First of all, when you have half your life ahead of you, it is common to save stuff. You think, “maybe my kids will want that, maybe I’ll get around to making that quilt now that I’ve retired, maybe I’ll want those summery dresses if I visit Florida in the winter.”

But twenty years later, you know more. You know your daughter absolutely does not want your mother’s hope chest, you are never going be a quilter (or you made one- and once was enough) and what you really wear in Florida are white jeans and cotton tunics, not Lilly Pulitzer dresses.

I’ve also found that while some middle-age adults tend toward nostalgia, sometimes my octogenarian and especially my nonagenarian clients are more ruthless.  They’ve come to a place of realizing how unimportant stuff is. They are truly wise; they know that friendships and family are what really matter. Ironically, many of them have children in their 50s and 60s who are reluctant to part with the family heirlooms and keepsakes.

But let’s learn from our elders. And let’s help them. As I’ve said many times in this space, getting rid of stuff isn’t easy, and if you help your older family members to de-clutter you open the possibility of them sharing stories with you that come up as you go through their keepsakes- and really, that was probably the motivation to keep a lot of it in the first place. To keep an object is to pass on a memory, but if you look at the object together, you can pass on the memory but let go of the object. Of course, it isn’t all altruism. Helping your parents and in-laws to declutter will make helping them to down-size, or ultimately, empty their homes after they have passed away, easier.
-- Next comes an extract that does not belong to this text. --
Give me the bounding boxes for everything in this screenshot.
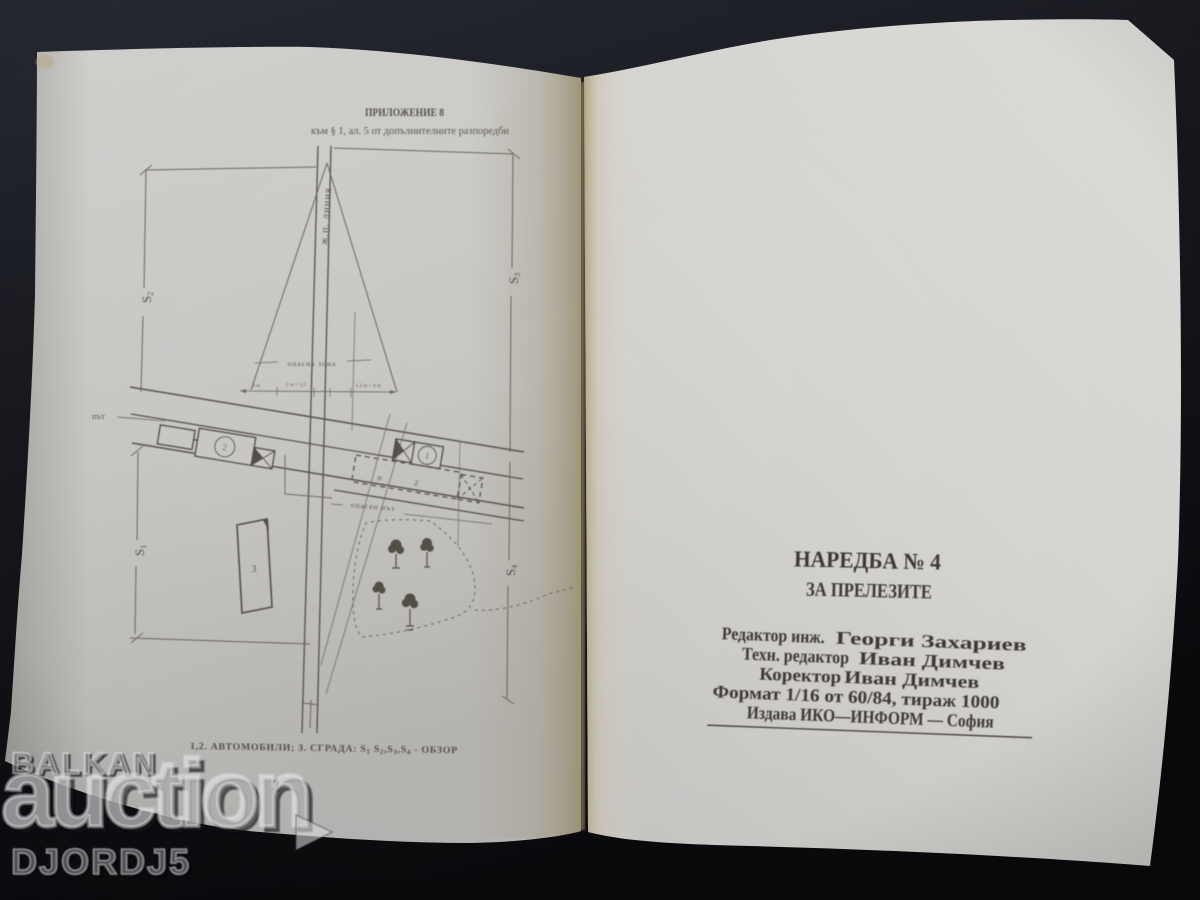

And you don’t have to be eighty to let go. Maybe your newly launched kids will take a few heirlooms if they don’t feel they have to keep them forever. The five remaining crystal glasses that belonged to your grandmother are gathering dust at your place, so if you give them to your daughter and a few get broken, that’s okay. At least they are getting used.

So, when you spend time with your family this spring and summer, go through some old stuff. Tell some stories, share some memories, and let some stuff go. The objects will be doing their job, triggering those forgotten stories, as you march them out the door.